WahanaNews.co | Keputusan China dan India yang menolak kata “penghapusan batubara” pada kesepakatan forum KTT perubahan iklim COP26 menimbulkan tanda tanya besar.
Presiden COP26 bahkan melontarkan rasa heran dengan hal yang terjadi pada menit-menit terakhir itu.
Baca Juga:
Heboh! India dan China Tolak Hapus Batubara di KTT COP26
Mengutip CNBC International, Presiden COP26 yang juga anggota parlemen Inggris, Alok Sharma, mengatakan bahwa pihaknya meminta kedua negara itu menjelaskan mengapa mereka bersikeras untuk mengganti kata itu pada menit-menit terakhir.
Ini menurutnya dilatarbelakangi oleh beberapa hal yang sedang dikerjakan negara itu.
Saat ini, kata “penghapusan” telah diganti dengan diksi “penurunan bertahap”.
Baca Juga:
Kejelasan Politik Wajib Kawal Janji “Ceraikan” Batubara
"Selama beberapa minggu terakhir jelas ada negara-negara tertentu yang tidak ingin memiliki bahasa batu bara dalam forum ini," katanya.

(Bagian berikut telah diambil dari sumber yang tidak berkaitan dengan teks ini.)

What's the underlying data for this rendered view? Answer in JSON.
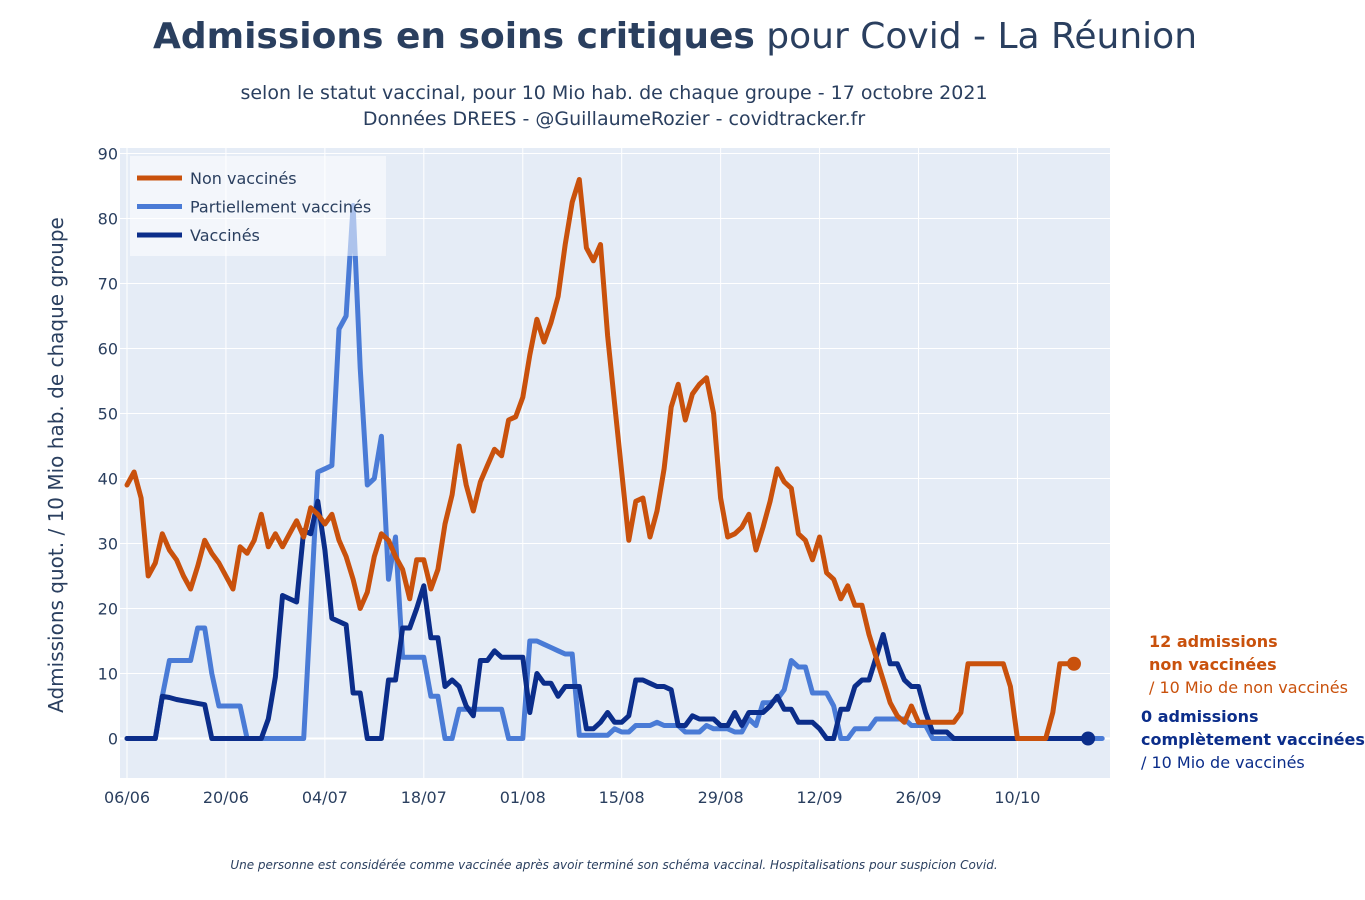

"China dan India harus menjelaskan diri mereka sendiri kepada negara-negara yang paling rentan terhadap iklim di dunia," lanjutnya.
Meski begitu, ia juga masih meluapkan kegembiraannya dengan kesepakatan mengenai batu bara yang tetap ditandatangani oleh sekitar 200 negara dunia itu.
Sharma mengatakan, ini merupakan langkah yang sangat besar untuk mengatasi dampak perubahan iklim akibat polusi.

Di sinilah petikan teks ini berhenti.